Так говорил м-р Бинтрей, предназначая свои слова постольку же для Уайльдинга, поскольку обращался с ними к Вендэлю. И даже, несмотря на всю свою заботливость по отношению к своему клиенту, он настолько забавлялся его донкихотским поведением, что время от времени поглядывал на него своими подмигивающими глазками с видом в высшей степени забавного любопытства.
— Ничего не может быть яснее, — заметил Уайльдинг. — Я только хотел бы, чтобы моя голова была так же ясна, как ваша, м-р Бинтрей.
— Если вы чувствуете, что у вас начинается в голове шум, — намекнул юрист, бросив испуганный взгляд на Уайльдинга, — то отложим ее… я говорю о нашей беседе.

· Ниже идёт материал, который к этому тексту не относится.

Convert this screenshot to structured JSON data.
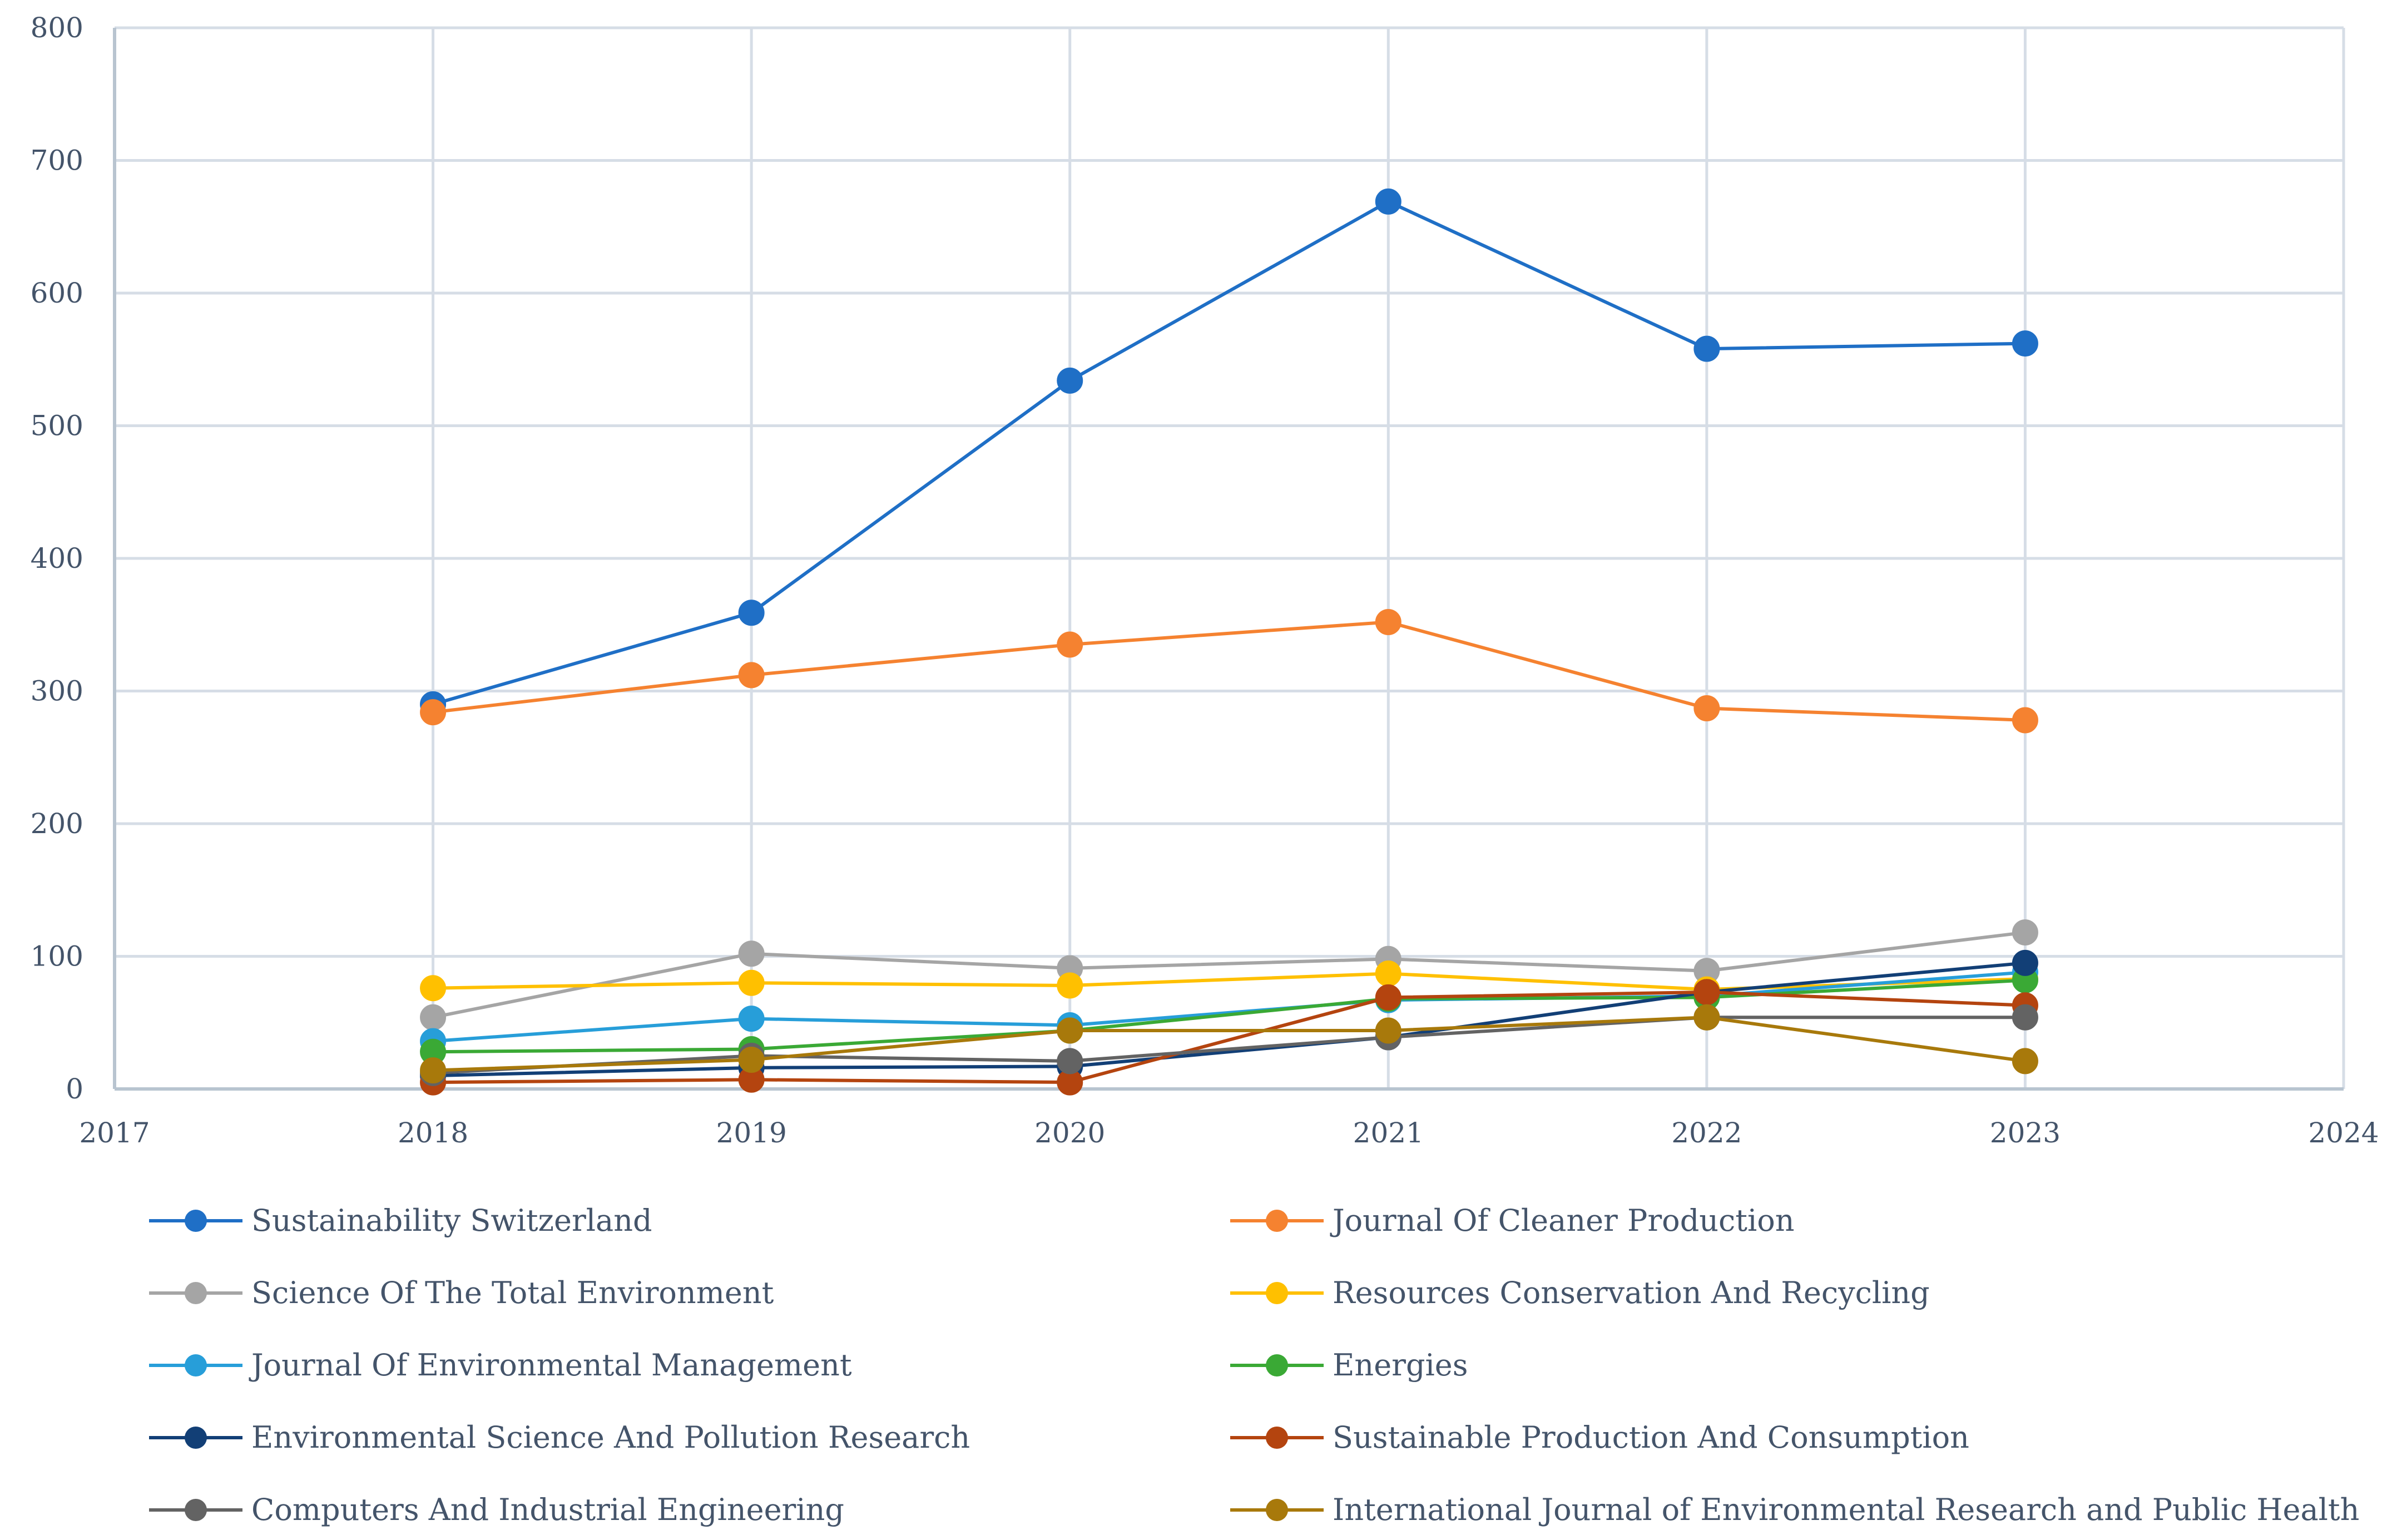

— Совершенно нет, благодарю вас, — сказал Уайльдинг. — Что я собирался…
— Не волнуйтесь, м-р Уайльдинг, — настаивал юрист.
— Нет, этого я не собирался делать, — сказал виноторговец. — М-р Бинтрей и Джордж Вендэль, колеблетесь ли вы или же имеете какое-нибудь препятствие, чтобы стать моими соповеренными и душеприказчиками или же вы можете согласиться сразу?
— Я согласен, — ответил с готовностью Джордж Вендэль.
— Я согласен, — сказал не с такой готовностью Бинтрей.
— Благодарю вас обоих. М-р Бинтрей, указания мои относительно моей последней воли и завещания будут коротки и просты. Быть может, вы будете добры теперь же составить акт. Я оставляю все свое недвижимое и движимое имущество, без какого бы то ни было исключении или изъятия, вам обоим, моим соповеренным и душеприказчикам, с поручением выплатить все истинному Вальтеру Уайльдингу, если он будет найден и подлинность его установлена в течение двух лет со дня моей смерти. Если это не удастся сделать, то поручаю вам обоим выплатить ее Воспитательному Дому, как пожертвование и наследство.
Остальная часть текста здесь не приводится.